Ah già…. mi sono distratto, ora non frequentano più né la scuola né le palestre, ora stanno a casa tutto il giorno. Sì, quelli delle città magari riescono per ora a frequentare qualche amico ai giardinetti, ma quelli che abitano nei piccoli centri urbani? Quelli che per incontrare l’amica o l’amico devono, minimo, percorrere 10 km. come fanno? Stanno da soli, stanno da soli come stanno da soli i disabili, stanno da soli come stanno da soli i loro fratelli e le loro sorelle grandi, non quelli che “sballano” facendo la movida, ma quelli che cercano di dare una mano in casa e cercano un minimo di indipendenza, facendo la cameriera, il barista, la commessa, l’istruttore di palestra, l’educatore e che ora, con ristoranti, bar, negozi, palestre, oratori chiusi, hanno perso il lavoro.

Quindi mi verrebbe quasi da pensare che un’intera generazione di adolescenti sia a rischio di subire gravi ripercussioni per questa emergenza?

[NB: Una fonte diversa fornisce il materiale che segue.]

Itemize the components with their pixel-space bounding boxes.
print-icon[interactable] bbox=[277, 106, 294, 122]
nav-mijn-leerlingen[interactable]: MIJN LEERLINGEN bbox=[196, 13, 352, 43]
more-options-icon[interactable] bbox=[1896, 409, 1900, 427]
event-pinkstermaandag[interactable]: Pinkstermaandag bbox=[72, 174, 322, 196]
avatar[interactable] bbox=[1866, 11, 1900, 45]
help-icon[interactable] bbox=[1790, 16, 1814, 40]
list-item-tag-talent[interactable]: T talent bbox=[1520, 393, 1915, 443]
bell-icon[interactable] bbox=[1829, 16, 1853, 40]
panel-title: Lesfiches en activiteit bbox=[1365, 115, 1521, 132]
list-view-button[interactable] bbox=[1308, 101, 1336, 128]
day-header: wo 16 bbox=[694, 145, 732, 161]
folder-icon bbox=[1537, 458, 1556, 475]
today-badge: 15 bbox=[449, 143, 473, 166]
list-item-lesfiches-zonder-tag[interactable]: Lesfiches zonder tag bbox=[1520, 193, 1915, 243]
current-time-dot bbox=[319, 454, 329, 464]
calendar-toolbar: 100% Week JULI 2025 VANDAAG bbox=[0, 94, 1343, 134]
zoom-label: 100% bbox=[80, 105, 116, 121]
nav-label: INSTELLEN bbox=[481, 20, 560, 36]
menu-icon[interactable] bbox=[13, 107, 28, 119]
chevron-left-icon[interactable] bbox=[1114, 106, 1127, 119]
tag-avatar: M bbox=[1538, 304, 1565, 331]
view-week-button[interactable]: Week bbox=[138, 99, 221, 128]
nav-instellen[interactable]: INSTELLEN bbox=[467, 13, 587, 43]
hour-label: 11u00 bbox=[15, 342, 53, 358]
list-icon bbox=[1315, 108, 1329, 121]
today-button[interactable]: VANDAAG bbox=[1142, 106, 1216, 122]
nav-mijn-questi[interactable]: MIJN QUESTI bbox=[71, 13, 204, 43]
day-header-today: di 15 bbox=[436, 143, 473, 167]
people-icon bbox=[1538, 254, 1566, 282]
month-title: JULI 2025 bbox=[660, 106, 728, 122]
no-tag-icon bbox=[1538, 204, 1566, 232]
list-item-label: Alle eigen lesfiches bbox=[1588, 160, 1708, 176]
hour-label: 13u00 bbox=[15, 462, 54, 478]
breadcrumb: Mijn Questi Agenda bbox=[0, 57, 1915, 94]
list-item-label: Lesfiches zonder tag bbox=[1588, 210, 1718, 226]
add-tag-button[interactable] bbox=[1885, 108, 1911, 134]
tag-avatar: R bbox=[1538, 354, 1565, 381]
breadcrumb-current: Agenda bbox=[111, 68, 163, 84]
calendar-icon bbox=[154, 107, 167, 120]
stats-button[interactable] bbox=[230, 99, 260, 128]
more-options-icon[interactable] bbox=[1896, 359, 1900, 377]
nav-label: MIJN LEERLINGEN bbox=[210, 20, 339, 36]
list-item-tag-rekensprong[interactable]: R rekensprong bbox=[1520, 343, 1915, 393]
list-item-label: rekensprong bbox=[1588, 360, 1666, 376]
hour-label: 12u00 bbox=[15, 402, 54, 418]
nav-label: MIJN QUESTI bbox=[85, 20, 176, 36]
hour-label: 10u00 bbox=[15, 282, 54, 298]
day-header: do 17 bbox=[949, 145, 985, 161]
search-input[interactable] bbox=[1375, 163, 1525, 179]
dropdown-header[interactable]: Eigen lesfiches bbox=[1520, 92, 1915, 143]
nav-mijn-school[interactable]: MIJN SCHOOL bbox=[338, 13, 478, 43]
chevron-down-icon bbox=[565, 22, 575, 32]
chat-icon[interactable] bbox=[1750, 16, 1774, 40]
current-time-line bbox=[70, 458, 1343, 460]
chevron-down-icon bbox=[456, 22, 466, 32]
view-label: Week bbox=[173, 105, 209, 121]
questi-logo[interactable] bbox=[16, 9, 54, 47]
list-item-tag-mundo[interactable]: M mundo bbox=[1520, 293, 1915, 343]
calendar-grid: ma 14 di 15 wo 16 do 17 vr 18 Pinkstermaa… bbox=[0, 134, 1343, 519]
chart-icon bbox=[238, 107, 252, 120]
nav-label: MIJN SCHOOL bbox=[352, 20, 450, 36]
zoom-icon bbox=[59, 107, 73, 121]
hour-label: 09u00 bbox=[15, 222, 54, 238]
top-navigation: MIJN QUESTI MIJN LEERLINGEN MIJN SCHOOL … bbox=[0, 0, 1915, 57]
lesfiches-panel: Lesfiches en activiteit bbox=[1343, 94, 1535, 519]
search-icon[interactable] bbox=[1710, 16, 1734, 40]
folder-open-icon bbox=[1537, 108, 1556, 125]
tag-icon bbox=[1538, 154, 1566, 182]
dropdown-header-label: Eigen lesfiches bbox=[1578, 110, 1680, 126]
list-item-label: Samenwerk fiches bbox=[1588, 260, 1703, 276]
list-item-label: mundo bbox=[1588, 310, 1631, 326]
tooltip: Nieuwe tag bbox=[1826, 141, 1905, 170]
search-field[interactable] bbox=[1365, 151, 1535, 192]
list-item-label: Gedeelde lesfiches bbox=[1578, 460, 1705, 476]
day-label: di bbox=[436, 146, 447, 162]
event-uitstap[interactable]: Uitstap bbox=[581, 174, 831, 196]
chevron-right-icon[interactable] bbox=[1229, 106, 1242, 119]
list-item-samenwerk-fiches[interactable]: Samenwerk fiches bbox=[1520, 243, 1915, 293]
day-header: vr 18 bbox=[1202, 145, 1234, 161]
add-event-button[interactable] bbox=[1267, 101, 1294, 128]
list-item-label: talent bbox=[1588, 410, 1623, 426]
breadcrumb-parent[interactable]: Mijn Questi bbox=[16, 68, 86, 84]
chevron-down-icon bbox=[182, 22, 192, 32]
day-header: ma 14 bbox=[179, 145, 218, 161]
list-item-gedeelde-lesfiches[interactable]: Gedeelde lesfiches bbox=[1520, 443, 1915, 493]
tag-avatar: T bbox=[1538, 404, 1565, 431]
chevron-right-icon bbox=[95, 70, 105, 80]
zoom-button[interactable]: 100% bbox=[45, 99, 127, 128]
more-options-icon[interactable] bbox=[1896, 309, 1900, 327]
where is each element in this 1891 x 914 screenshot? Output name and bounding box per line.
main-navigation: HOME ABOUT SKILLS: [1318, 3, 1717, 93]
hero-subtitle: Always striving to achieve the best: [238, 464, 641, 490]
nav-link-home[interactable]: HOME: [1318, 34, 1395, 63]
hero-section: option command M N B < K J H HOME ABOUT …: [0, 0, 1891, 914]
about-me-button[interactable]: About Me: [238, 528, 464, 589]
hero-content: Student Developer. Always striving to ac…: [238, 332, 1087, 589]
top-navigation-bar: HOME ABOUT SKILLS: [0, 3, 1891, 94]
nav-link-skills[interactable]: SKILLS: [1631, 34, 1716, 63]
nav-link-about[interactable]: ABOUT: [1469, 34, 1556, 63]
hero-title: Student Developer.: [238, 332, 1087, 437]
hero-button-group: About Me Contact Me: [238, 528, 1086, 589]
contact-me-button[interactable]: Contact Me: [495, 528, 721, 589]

Non preoccupiamoci, ci siamo noi vecchi ad aiutarli, stando seduti comodamente in poltrona a far lezione a delle lettere colorate sullo schermo di un computer, pensando, presuntuosamente, di essere dei pozzi di scienza, mentre in realtà ci comportiamo in modo da distruggere un bosco meraviglioso, illudendoci di coltivare dei cavoli in un vasetto.